Gambar 5. Glossitis Defisiensi

Tipe defisiensi lain


 Riboflavin : Papila membesar pada mulanya, tetapi nantinya hilang.
 Niasin : tidak membengkak, membesar, merah, seperti daging sapi
 Piridoksin : lidah membengkak serta keunguan.

d. Pemeriksaan
Pemeriksaan darah. Pemeriksaan vitamin atau biopsy jarang dilakukan.

e. Diagnosis
Dari eritema migrant. Lichen planus, kandidosis akut.

f. Perawatan
Terapi penggantian setelah penyebab defisiensi diketahui dengan jelas.

4. Leukoplakia

a. Definisi
Menurut World Health Organization (WHO), leukoplakia merupakan
makula mukosa kronis yang berwarna putih di mana penyakit ini tidak dapat
dikarakterisasi secara klinis dan patologi dibandingkan dengan penyakit lainnya.
Leukoplakia adalah lesi prekanker yang berkembang di daerah lidah dan pada
bagian dalam pipi karena adanya iritasi kronis. Terkadang leukoplakia
berkembang pula pada daerah genitalia eksternal wanita.

12
b. Etiologi
Leukoplakia paling sering menyerang membran mukus pada mulut yang
terjadi karena iritasi. Lesi biasanya akan berkembang pada bagian lidah, tetapi
terkadang berkembang pula pada bagian dalam lidah. Leukoplakia juga
berkembang pada daerah genitalia eksternal wanita, namun penyebabnya belum
diketahui.
Etiologi yang pasti dari leukoplakia sampai sekarang belum diketahui
dengan pasti, tetapi predisposisi menurut beberapa ahli ahli klinis terdiri dari
faktor yang beraneka ragam, yaitu faktor lokal, faktor sistemik, dan malnutrisi
vitamin.

Faktor Etiologi Berdasarkan Defisiensi Nutrisi


Defisiensi vitamin A diperkirakan dapat mengakibatkan metaplasia dan
keratinisasi dari susunan epitel, terutama epitel kelenjar dan epitel mukosa
respiratorius.

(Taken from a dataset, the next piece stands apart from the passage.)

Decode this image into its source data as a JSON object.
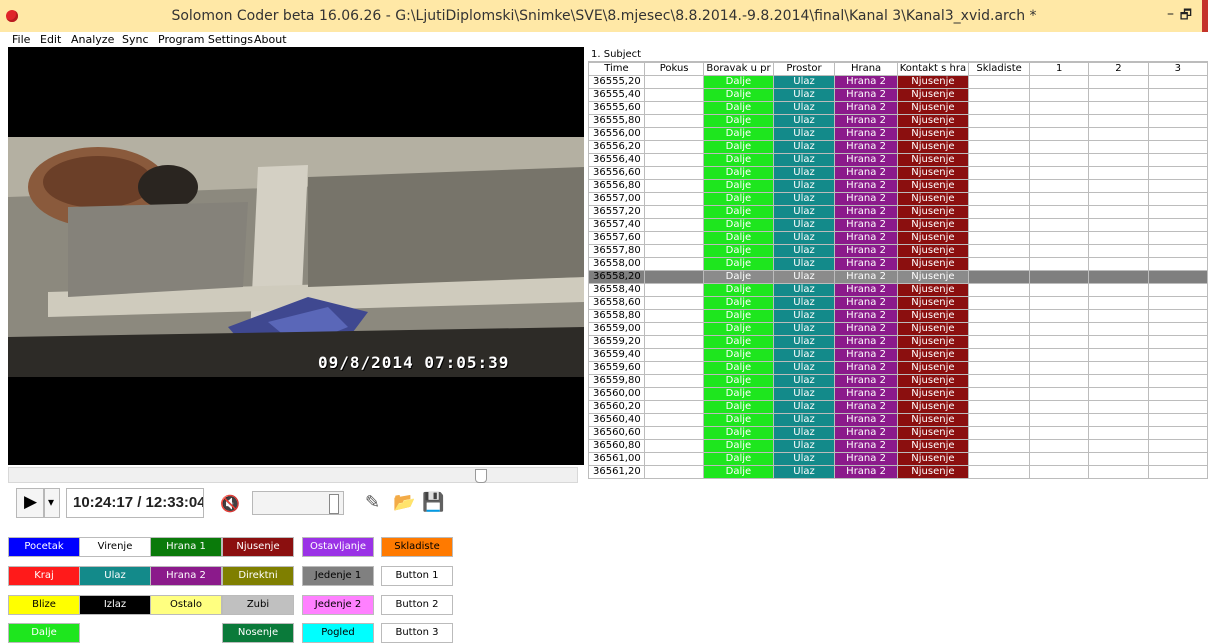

Beberapa ahli menyatakan bahwa leukoplakia di uvula merupakan
manifestasi dari asupan vitamin A yang tidak cukup. Apabila kelainan tersebut
parah, gambarannya mirip dengan leukoplakia. Selain itu, pada percobaan dengan
menggunakan binatang tikus, dapat diketahui bahwa kekurangan vitamin B
kompleks akan menimbulkan perubahan hiperkeratotik.

c. Gambaran Klinis
Penderita leukoplakia tidak mengeluhkan rasa nyeri, tetapi lesi pada mulut
tersebut sensitif terhadap rangsangan sentuh, makanan panas, dan makanan yang
pedas.
Dari pemeriksaan klinis, ternyata oral leukoplakia mempunyai bermacam-
macam bentuk. Secara klinis, lesi ini sukar dibedakan dan dikenal pasti karena
banyak lesi lain yang memberikan gambaran yang serupa serta tanda-tanda yang
hampir sama. Pada umumnya, lesi ini lebih banyak ditemukan pada penderita
dengan usia di atas 40 tahun dan lebih banyak terjadi pada pria daripada wanita.
Hal ini terjadi karena sebagian besar pria merupakan perokok berat. Lesi ini sering
ditemukan pada daerah alveolar, mukosa lidah, bibir, palatum lunak dan keras,
daerah dasar mulut, gingival, mukosa lipatan bukal, serta mandibular alveolar

13
ridge. Bermacam-macam bentuk lesi dan daerah terjadinya lesi tergantung dari
awal terjadinya lesi tersebut, dan setiap individu akan berbeda.
Secara klinis, lesi tampak kecil, berwarna putih, terlokalisir, berbatas jelas,
dan permukaannya tampak melipat. Bila dilakukan palpasi akan terasa keras,
tebal, berfisure, halus, datar atau agak menonjol. Kadang-kadang lesi ini dapat
berwarna seperti mutiara putih atau kekuningan. Pada perokok berat, warna
jaringan yang terkena berwarna putih kecoklatan.

Gambar 6. Leukoplakia

Leukoplakia dapat dibagi menjadi 3 stadium, yaitu :


1. Homogenous leukoplakia
Homogenous leukoplakia merupakan bercak putih yang kadang-
kadang berwarna kebiruan, permukaannya licin, rata, dan berbatas jelas. Pada
tahap ini, tidak dijumpai adanya indurasi.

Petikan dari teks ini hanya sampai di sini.